El rey es el rey
Armstrong atacó en Luz Ardiden y deja casi sentenciado el Tour. Ullrich perdió 40 segundos y está a 1:07 en la general. Hoy, segunda jornada de descanso.

Les confieso que cada arenga la hacía subido a un cajón en el que guardaba una bandera blanca. Pensé tanto en las maneras de vencer a Armstrong como en la forma de rendirnos. Y cuando ya celebraba la sucesión, me toca sacar la bandera. Sin embargo, no me cuesta entregarme. No le odiábamos a él, sino a la monotonía. Y si quisimos proteger el récord de Indurain, fue porque ha sido un campeón que se ha protegido poco. Pero ahora pienso si no serán más importantes dos resurrecciones que cinco Tours seguidos.
Porque la carrera está casi sentenciada y ese casi es la contrarreloj del próximo sábado, que Ullrich afrontará con una desventaja de 1:07, un hilo de esperanza para el alemán si se recuerda que la primera crono, muy similar, la ganó con una diferencia de 1:36. Pero Ullrich, que hasta ayer tenía el Tour en sus manos, ha salido derrotado más psicológica que deportivamente y de esos fracasos uno se recupera peor.
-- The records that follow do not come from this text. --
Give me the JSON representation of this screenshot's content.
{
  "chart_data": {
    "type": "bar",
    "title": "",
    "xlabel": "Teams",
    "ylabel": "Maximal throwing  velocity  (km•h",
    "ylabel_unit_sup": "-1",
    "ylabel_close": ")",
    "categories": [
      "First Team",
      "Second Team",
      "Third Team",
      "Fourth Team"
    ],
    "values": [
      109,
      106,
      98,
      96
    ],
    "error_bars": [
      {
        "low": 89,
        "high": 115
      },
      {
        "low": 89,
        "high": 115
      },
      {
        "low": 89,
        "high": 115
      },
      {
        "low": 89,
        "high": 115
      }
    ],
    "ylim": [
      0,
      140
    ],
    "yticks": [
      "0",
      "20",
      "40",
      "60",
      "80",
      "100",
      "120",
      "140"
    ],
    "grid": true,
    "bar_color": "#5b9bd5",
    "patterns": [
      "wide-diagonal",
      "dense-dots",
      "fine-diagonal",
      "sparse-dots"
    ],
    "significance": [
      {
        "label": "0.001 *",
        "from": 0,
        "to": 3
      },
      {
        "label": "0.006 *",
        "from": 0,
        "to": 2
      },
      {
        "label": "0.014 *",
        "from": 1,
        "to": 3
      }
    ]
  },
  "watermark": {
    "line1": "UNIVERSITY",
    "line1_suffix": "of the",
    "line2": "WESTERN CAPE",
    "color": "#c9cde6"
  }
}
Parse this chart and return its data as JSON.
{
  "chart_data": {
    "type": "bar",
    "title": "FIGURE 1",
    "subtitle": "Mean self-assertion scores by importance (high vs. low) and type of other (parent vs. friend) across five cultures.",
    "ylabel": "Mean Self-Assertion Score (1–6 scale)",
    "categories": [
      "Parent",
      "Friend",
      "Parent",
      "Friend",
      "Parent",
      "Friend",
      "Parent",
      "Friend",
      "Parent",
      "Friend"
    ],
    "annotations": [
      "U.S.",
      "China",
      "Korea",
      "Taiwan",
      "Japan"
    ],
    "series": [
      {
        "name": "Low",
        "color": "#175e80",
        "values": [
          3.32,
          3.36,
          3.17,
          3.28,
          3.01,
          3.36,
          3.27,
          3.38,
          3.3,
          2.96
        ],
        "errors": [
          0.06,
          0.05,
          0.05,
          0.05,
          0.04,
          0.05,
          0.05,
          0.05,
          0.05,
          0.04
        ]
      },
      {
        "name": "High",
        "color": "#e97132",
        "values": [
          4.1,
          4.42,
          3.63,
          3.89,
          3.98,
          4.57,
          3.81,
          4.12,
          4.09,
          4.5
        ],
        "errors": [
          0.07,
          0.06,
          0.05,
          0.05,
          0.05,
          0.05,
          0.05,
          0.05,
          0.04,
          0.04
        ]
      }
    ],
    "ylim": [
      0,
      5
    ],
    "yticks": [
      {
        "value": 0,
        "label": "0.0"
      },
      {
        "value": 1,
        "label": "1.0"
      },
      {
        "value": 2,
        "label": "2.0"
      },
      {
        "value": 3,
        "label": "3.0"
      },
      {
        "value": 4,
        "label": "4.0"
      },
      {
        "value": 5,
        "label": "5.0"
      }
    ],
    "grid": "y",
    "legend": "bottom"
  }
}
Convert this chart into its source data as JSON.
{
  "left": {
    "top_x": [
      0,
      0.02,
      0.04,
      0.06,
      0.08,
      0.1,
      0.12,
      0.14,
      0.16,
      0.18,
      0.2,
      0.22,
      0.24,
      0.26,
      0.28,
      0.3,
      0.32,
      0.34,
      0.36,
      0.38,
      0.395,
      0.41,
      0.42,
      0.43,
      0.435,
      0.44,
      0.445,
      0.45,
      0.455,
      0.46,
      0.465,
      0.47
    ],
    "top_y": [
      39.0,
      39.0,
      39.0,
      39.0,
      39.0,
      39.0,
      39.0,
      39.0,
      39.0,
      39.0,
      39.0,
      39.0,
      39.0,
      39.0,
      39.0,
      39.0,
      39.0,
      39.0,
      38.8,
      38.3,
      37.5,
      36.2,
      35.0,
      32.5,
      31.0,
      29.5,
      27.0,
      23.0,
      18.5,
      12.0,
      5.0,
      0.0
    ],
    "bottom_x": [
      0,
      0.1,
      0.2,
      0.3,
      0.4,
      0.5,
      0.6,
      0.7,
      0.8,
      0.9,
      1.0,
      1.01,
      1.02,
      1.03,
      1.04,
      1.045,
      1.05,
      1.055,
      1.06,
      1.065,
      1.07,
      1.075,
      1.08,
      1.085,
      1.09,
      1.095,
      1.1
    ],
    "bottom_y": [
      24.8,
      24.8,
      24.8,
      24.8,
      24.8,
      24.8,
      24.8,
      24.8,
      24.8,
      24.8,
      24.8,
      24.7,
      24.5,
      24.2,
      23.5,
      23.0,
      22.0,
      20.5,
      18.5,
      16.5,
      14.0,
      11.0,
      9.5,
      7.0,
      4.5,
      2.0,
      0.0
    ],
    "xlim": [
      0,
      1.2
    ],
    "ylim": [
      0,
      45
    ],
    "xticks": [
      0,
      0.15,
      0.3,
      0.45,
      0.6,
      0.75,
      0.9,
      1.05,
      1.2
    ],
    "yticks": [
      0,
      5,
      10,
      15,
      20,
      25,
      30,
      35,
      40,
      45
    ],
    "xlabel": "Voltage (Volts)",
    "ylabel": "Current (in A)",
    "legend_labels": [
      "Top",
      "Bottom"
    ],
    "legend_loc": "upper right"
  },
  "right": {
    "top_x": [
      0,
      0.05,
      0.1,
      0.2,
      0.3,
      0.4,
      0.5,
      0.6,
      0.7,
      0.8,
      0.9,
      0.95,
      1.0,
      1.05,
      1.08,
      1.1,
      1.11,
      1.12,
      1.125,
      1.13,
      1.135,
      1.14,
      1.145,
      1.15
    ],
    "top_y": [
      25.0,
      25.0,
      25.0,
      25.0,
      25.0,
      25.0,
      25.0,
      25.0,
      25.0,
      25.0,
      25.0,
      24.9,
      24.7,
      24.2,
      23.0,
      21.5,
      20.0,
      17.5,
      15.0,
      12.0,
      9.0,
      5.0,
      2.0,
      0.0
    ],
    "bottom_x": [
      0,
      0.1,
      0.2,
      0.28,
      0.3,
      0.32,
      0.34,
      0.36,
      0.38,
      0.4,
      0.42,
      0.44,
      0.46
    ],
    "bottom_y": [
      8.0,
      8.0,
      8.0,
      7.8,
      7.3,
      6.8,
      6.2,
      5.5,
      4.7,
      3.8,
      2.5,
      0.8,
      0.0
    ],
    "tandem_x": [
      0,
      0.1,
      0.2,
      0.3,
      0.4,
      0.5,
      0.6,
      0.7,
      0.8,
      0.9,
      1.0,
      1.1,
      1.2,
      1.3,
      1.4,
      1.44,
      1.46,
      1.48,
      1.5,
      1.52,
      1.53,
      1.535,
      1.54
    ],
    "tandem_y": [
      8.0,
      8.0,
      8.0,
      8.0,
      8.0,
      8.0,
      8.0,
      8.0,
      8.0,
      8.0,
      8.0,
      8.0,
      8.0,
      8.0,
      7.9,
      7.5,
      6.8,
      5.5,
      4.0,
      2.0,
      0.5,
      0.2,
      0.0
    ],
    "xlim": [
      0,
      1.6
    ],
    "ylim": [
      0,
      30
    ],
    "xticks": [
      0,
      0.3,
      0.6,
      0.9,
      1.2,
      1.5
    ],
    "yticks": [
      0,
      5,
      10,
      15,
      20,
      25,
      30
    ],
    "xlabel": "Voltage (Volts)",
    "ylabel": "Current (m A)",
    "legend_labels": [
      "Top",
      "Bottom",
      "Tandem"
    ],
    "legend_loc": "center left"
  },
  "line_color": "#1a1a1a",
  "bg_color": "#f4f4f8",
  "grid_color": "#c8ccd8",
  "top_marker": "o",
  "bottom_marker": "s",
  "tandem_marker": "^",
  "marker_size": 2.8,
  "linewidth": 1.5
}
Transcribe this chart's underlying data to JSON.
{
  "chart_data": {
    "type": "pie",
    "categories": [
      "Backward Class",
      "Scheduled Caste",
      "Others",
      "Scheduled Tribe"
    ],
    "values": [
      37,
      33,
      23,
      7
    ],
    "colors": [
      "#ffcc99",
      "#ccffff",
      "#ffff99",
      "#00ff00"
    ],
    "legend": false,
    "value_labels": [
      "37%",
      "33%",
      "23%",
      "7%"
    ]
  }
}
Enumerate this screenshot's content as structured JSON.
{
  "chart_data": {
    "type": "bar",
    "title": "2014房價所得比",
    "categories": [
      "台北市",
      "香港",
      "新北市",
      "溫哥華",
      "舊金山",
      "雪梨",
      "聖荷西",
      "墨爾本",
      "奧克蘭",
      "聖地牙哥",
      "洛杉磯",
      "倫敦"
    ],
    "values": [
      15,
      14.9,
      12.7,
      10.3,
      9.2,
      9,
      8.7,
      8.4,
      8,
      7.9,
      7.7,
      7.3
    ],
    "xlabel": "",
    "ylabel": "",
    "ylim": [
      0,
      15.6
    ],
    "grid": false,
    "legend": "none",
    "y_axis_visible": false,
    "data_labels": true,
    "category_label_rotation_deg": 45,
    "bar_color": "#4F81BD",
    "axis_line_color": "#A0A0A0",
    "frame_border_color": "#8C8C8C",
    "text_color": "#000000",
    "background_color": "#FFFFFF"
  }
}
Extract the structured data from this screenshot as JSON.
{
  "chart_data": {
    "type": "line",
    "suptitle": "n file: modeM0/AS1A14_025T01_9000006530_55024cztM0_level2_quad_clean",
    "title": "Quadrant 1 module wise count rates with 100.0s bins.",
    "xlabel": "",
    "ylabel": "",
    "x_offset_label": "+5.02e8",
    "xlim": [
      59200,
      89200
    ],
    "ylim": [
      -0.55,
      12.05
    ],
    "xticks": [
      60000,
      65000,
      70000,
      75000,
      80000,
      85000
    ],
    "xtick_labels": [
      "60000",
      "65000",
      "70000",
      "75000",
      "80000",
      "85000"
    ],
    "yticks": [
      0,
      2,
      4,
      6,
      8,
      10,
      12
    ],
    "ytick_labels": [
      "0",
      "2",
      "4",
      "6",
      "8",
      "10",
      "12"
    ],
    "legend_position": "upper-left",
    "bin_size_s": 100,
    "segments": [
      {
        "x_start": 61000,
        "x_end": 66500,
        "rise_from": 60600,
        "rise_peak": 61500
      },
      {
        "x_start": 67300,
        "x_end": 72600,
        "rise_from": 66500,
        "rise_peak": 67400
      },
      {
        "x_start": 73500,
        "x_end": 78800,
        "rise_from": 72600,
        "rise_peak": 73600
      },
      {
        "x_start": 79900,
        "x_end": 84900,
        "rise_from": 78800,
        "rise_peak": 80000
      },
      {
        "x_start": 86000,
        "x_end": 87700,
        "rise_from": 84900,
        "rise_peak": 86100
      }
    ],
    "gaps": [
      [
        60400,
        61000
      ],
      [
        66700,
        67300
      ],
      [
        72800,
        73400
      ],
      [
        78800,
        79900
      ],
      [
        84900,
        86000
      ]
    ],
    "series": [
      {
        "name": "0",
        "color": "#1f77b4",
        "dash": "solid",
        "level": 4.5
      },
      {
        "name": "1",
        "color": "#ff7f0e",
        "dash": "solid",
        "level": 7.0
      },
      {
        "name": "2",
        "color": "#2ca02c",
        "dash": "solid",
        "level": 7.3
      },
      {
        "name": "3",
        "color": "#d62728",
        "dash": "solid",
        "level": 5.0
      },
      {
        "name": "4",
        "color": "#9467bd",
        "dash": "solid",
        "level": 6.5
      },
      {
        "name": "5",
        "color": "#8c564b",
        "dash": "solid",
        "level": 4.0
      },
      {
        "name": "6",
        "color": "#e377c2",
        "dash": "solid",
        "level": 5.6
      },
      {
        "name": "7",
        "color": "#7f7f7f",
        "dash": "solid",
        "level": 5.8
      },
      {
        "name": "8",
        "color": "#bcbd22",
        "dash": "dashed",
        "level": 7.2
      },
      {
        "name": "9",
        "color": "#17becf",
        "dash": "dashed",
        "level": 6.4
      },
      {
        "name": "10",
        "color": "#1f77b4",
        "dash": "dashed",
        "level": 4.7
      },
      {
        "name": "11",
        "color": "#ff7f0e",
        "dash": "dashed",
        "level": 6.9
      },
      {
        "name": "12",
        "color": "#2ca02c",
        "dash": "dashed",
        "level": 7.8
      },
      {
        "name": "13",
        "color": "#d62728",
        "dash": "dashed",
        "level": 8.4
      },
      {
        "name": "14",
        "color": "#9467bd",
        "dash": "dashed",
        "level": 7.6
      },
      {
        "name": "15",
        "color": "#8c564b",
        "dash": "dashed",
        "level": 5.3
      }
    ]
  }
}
Nadie podía imaginar un desenlace así cuando el alemán demarró en el Tourmalet y Armstrong fue incapaz de seguirle. Era un ataque suicida, de campeonísimo, muy lejos y muy solo, pues no había nadie por delante que pudiera ayudarle, si acaso dos tipos que bastante tenían con sobrevivir, Botero y Chavanel.
Actitud absurda. Lo cierto es que Armstrong nunca perdió contacto visual, apenas hubo 15 segundos de ventaja, su distancia en la general, y después de unos minutos de incertidumbre terminó por enlazar, como lo hicieron Mayo y Zubeldia.
Vinokourov se había quedado descolgado y parecía razonable que los del Euskaltel entraran en los relevos para distanciarlo y luchar por el tercer puesto del podio. Pero no se movieron, ni en la subida ni en el descenso. Consecuencia de esa actitud tan absurda, timorata, vacía de estrategia: Vinokourov, que había perdido 1:17 en la cima, cazó al grupo.
Una vez lanzada la carrera, Armstrong fue el primero en atacar, a su rueda saltó Mayo y a la de ambos se iba a incorporar Ullrich cuando el líder se enganchó con un espectador y se fue al suelo arrastrando al español.
Fueron momentos de confusión en los que Armstrong estuvo cerca de caerse por segunda vez al fallarle el calapié. Sin embargo, Ullrich, que podía haber obtenido ventaja, decidió esperar a los accidentados, atención que no tuvo Armstrong cuando quien se cayó fue Beloki. Nada más reintegrarse al grupo, ni gracias ni historias, el americano volvió a demarrar. Ya no le volvieron a ver.
Mano a mano. El resto fue una persecución, Armstrong contra Ullrich, porque al alemán no le dio un relevo nadie, ni Basso, ni Moreau, ni Hamilton ni los dos Euskaltel, Zubeldia y Mayo, víctimas (y culpables) de una nefasta dirección (?) de equipo que ha podido costarles el podio. Vinokourov, que se volvió a descolgar en Luz Ardiden, debe estarles agradecido: en meta perdió 2:07 y salvó el tercer puesto.
Noticias relacionadas
Al final, hubo 40 segundos de diferencia entre Armstrong y Ullrich, más los 20 de bonificación que se llevó el americano. Mayo, que sí esprintó, arañó 12 segundos y el alemán se tuvo que conformar con los 8 que se otorgan al tercero. Las bonificaciones son casi tan absurdas como la crono por equipos.
Enseño la bandera blanca, pero no mucho, todavía confío en que suceda algo, un corte que permita a Ullrich arañar segundos en un sprint especial, volver a la pelea. Hay que rendirse poco a poco y con los dedos cruzados.